Rotsaert ha concluso il suo intervento elencando gli elementi principali che a suo avviso connotano tutte quelle nuove comunità, quei nuovi movimenti ecclesiali che da tempo stanno conoscendo uno slancio inatteso, come il rinnovamento carismatico, la comunità di sant’Egidio, comunione e liberazione, i monaci di Taizé, i legionari di Cristo ecc. In queste nuove realtà ecclesiali colpisce, anzitutto, la chiarezza d’intenti con cui si pongono di fronte al mondo e all’interno della missione della Chiesa.
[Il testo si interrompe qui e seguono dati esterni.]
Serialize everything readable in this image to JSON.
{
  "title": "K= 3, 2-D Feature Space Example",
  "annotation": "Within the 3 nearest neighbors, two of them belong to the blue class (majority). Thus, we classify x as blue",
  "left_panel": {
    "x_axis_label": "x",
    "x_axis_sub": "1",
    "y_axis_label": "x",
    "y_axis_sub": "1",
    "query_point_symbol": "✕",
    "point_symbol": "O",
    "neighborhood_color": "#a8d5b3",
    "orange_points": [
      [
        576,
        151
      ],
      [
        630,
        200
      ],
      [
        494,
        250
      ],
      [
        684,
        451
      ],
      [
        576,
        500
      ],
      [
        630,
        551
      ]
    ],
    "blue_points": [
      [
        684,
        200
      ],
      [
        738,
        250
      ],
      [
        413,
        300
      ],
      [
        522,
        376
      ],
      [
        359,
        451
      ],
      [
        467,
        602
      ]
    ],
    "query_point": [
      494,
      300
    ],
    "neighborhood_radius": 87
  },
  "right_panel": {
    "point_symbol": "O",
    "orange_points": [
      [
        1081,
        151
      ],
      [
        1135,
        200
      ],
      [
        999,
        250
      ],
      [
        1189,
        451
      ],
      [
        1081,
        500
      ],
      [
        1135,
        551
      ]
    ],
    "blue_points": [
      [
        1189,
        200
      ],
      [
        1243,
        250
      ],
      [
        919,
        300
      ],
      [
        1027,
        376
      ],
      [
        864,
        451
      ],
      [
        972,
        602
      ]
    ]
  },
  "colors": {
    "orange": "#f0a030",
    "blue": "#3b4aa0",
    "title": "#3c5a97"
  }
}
E lo fanno con un fervore, con una preghiera che parte prima dal cuore che non dalle labbra. Inoltre, la vita comunitaria, in questi movimenti, ha una notevole importanza ed è vissuta con gioia e semplicità. Ancora, in queste nuove realtà assume una significativa rilevanza la Chiesa gerarchica, nei confronti della quale l’amore supera di gran lunga la critica.

Ora, le comunità religiose tradizionali possono dire di avere la stessa chiarezza riguardo alla propria identità e alla propria ragion d’essere, lo stesso fervore nella preghiera, la stessa gioia e la stessa semplicità di vita, lo stesso amore per Cristo e per la Chiesa? Rotsaert non risponde direttamente a questi interrogativi. Dall’insieme di tutto il suo discorso, lascia comunque facilmente intendere che senza un ritorno alle origini, senza la radicalità evangelica, la capacità anche di una certa contestazione “profetica” nei confronti sia del mondo che della realtà ecclesiale nel suo complesso, senza soprattutto una rinnovata e più autentica spiritualità, vissuta nella gioia e nella semplicità, la vita religiosa in Europa già oggi ma più ancora in futuro potrebbe anche essere seriamente e definitivamente compromessa.

 

Angelo Arrighini

 

1 FERNANDO PRADO, a cura, Dove ci porta il Signore. La vita consacrata nel mondo: tendenze e prospettive, Edizioni Paoline, Milano 2005, pp. 293, € 13,00.